Prediction of Bank Loans Risks Using K-Nearest Neighbor  Classification Algorithm

Win, Hlaing Hlaing

Prediction of Bank Loans Risks Using K-Nearest Neighbor Classification Algorithm

Win, Hlaing Hlaing

URI: https://onlineresource.ucsy.edu.mm/handle/123456789/2592

Date: 2021-11-23

Abstract:

Data mining techniques are extensively used for data analysis in a variety of applications. Especially, credit analyzers often use predictive analysis of credit risk to determine the applicant users are to be trusted or not. Prediction analysis of credit data for financial risk management within the banking industry is critical to extend credit to customers. It is a challenge to build a model well equipped with data mining techniques to estimate the financial risk for credit data. Especially, it is important that classification of credit data to determine the credit risk of a customer is good loans or bad loans. Supervised learning techniques such as K-Nearest Neighbors (KNN) and its improved algorithm, distance-weighted K-Nearest Neighbors (WKNN) algorithms are experimented in this system. In addition, the classification model, KNN is compared with WKNN and evaluated the performance of these classifiers. This thesis intends to predict credit risks using the KNN classification model which will describe the trustworthiness of an individual for getting a loan.

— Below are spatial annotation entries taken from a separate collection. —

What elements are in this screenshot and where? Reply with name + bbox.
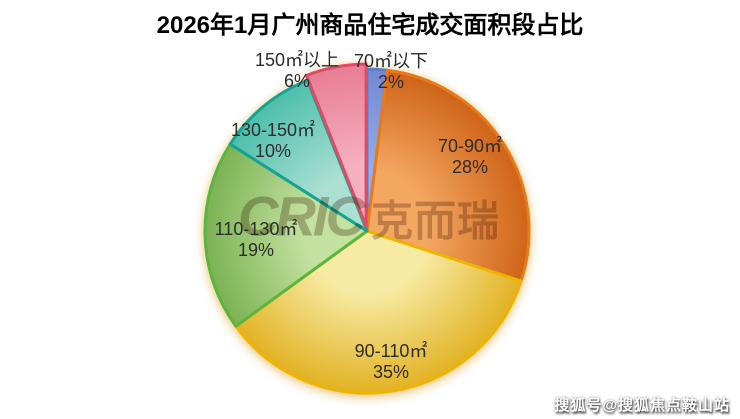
cric-watermark: CRIC 克而瑞 [238, 184, 500, 249]
slice-name: 150㎡以上 [254, 50, 340, 70]
slice-label-4: 130-150㎡ 10% [231, 120, 315, 162]
slice-percent: 10% [254, 141, 292, 161]
pie-slice-1 [365, 68, 531, 283]
pie-slice-5 [304, 62, 368, 228]
cric-logo-text: CRIC [238, 184, 366, 248]
pie-slice-4 [228, 78, 369, 233]
slice-percent: 28% [451, 157, 489, 177]
sohu-watermark: 搜狐号@搜狐焦点鞍山站 [554, 397, 730, 414]
slice-name: 130-150㎡ [230, 120, 316, 140]
slice-percent: 6% [283, 71, 311, 91]
slice-label-1: 70-90㎡ 28% [438, 136, 502, 178]
slice-name: 70㎡以下 [353, 51, 429, 71]
chart-title: 2026年1月广州商品住宅成交面积段占比 [156, 12, 584, 39]
pie-slice-2 [234, 229, 523, 395]
cric-chinese-text: 克而瑞 [370, 197, 500, 245]
slice-percent: 19% [237, 240, 275, 260]
slice-name: 90-110㎡ [354, 341, 428, 361]
slice-name: 70-90㎡ [437, 136, 503, 156]
slice-name: 110-130㎡ [214, 219, 298, 239]
slice-label-5: 150㎡以上 6% [255, 50, 339, 92]
slice-percent: 35% [372, 362, 410, 382]
pie-slice-3 [203, 142, 369, 328]
slice-label-0: 70㎡以下 2% [354, 51, 428, 93]
slice-label-2: 90-110㎡ 35% [355, 341, 428, 383]
slice-label-3: 110-130㎡ 19% [215, 219, 298, 261]
slice-percent: 2% [377, 72, 404, 92]
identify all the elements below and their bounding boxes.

The classification model is trained and tested with the Credit data. The Classification performances of KNN and WKNN are compared using banking credit data from UCI repository. The Dataset consists of 1000 instances and twenty-one attributes. The proposed system also aims to help in choosing the relevant classifiers for credit analysis. To evaluate the credit risk, different k values of KNN and WKNN classifiers are tested and analyzed. The experimented results show that the KNN outperforms the WKNN in terms of accuracy. According to the experiments on performance analysis between KNN and WKNN, the better performer classifier is selected for further prediction of credit risk.